The best case is the existing transaction structure: noninteracting calls to separate contracts. Then this sharding will look just like it does now, all validators will be able to do their entire portion of the block at once, and the Stage 1 – Stage 2 correspondence is one-to-one.
The worst case is total interconnectivity, in which case the Stage 2 blocks have to be very short as validators coordinate their incremental efforts via the Stage 2 consensus process. This seems like an obvious and necessary limitation of scaling: if every transaction has global consequences, then either everyone executes everything, or everyone is waiting for everyone else to do their part. It’s a basic concurrency tradeoff.
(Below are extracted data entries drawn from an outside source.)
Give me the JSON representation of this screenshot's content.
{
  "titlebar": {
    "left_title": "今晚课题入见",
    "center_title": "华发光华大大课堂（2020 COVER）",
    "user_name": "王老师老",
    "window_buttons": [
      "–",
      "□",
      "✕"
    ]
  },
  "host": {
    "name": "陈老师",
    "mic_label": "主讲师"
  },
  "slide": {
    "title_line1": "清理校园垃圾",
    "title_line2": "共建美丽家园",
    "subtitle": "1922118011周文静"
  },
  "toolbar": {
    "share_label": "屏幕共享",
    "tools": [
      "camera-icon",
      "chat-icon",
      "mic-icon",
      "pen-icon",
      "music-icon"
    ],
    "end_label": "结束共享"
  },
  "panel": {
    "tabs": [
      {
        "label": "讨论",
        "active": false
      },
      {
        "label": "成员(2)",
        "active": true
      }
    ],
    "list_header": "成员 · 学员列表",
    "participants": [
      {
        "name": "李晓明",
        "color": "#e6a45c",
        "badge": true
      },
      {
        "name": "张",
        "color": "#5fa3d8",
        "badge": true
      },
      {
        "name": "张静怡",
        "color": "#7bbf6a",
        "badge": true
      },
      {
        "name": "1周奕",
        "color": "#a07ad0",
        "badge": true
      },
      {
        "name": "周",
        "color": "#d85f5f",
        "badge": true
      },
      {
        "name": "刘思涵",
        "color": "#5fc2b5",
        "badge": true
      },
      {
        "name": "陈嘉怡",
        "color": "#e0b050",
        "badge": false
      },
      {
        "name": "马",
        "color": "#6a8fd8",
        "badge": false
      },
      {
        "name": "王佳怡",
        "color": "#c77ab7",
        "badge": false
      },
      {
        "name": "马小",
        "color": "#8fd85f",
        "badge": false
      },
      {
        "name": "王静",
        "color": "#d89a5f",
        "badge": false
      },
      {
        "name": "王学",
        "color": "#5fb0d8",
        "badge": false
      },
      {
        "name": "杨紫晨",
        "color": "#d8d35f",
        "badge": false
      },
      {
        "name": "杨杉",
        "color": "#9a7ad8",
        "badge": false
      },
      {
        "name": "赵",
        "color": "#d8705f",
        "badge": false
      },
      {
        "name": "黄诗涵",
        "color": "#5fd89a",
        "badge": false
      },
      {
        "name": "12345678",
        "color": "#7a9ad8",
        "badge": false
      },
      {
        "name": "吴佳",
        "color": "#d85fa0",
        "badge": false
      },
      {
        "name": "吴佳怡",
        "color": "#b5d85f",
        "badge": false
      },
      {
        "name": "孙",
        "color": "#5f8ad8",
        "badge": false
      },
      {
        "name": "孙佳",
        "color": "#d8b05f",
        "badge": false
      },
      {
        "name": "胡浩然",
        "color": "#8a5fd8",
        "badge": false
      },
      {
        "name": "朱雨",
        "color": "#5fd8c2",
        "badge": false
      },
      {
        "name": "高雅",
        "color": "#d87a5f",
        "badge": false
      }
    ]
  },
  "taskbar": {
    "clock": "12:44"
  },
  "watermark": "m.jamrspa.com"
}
This execution structure would also create an opportunity to create smaller shards, simply by writing much more limited execution environments for special purposes, which may even end and not require further following, or fragment into several successor environments (i.e. create new contracts and then self-destruct), each of which could then go to different validators. The validator pool could be much more flexible and, at least ideally, would not necessarily suffer from “horizontal” bloat of individual execution environments as they become too popular.
This post, once again, is very long and does not contain the kind of formal definitions that I see in Vitalik’s work. I don’t want to introduce ambiguity but I thought I could explain it better in a verbal narrative than through code. Hopefully anyone reading this will find that despite that, it’s not entirely hand-waving.